The Benedy Benediction: Deploying fiction to set children on a better course – for life.

Here’s a radical notion: How about we show them better maps?

Photo by: Leo Hidalgo

I’ve been talking to Brian Brady on Facebook about an epiphany I had last week:

I want to talk to eight-year-olds.

Wait! Don’t call the Kiddie Kops just yet. I don’t have creepy designs on children. I just want to take over their minds.

No. Really. Wait. There’s more. A lot more.

Stipulate that everything I say is true: Civil society is breaking because rational egoism is broken because fatherhood has been eviscerated from modern families. Quibble me no quarrels and take it as given that what got us here was Hoplite fatherhood – father-led families – and civil order is collapsing in a chaos cascade because fathers no longer lead their families to ever-better destinies.

That much is curable, surely. It’s what I’ve been talking about for two years, deploying the story arc of the benedy – in which the action of the story moves from worse to better – to help people improve their lives. At Church this week, I sing the praises of the film Chef as an excellent example of an egoistic benedy – an individual becomes a better person, and, in consequence, his whole world comes to be better.

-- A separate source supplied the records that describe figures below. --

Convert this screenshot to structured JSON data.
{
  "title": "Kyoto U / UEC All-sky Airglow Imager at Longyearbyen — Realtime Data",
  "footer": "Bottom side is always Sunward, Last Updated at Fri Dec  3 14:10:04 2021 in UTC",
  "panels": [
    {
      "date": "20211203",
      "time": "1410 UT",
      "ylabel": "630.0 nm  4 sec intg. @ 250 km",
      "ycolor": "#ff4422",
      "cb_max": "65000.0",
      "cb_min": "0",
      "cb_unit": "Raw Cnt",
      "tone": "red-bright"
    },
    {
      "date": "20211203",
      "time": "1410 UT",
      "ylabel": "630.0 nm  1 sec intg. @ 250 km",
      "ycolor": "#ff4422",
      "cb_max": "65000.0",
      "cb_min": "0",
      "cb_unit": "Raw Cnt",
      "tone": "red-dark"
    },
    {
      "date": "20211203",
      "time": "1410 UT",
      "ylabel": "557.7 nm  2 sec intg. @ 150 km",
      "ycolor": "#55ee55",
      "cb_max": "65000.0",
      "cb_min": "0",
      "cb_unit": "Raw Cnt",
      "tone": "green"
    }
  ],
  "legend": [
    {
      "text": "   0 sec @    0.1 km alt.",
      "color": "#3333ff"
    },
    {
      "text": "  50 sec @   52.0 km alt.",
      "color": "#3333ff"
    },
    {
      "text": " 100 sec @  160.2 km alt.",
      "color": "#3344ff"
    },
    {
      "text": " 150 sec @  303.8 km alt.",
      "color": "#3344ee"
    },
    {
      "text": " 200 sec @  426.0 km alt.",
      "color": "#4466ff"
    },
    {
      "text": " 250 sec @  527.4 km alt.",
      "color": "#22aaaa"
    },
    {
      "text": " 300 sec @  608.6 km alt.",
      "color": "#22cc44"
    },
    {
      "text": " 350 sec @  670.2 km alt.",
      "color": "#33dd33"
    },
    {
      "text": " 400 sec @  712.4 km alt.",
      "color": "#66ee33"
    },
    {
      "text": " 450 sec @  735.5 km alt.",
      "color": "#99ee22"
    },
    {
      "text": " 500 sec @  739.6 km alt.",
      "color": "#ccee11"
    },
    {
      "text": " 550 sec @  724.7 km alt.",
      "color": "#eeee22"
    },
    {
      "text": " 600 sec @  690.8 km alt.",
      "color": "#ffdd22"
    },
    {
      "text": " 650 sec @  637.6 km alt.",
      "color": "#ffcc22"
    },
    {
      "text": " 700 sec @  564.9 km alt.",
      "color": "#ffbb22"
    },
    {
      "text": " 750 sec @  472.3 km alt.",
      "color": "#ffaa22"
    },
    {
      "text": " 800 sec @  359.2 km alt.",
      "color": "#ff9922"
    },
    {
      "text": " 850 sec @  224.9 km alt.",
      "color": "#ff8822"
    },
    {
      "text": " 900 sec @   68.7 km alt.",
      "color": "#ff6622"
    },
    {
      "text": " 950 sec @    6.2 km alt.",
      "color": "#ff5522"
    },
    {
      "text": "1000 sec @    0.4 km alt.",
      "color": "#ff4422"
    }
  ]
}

I love that story. I could reap it – and sow it – every day.

But: There are complications. Adults don’t like to change. I define adulthood by relationships, when you wake up to the fact that you owe responsibilities to your family, you are not just owed tributes from it. But another definition of adulthood is the young person who has matured to the point that he believes he is beyond thinking, that there is nothing of value left to be learned. Labradors are always puppies, but some dogs just get lazy. That’s the way life runs, and there’s not a lot you can do about it, not by then.

But if you can get to the puppies while they’re still puppies, you just might-could get somewhere…

And that’s my big-duh! epiphany: That I need to be selling the ideal of Hoplite fatherhood to the people who have the least cause to believe it ever could have existed: Children growing up in America now.

I want to sell radical traditionalism to children as an outrageous teenage rebellion. I want to show children how to build the families they wish they were growing up in.

And that’s Church this week, The Benedy Benediction: You know, for kids.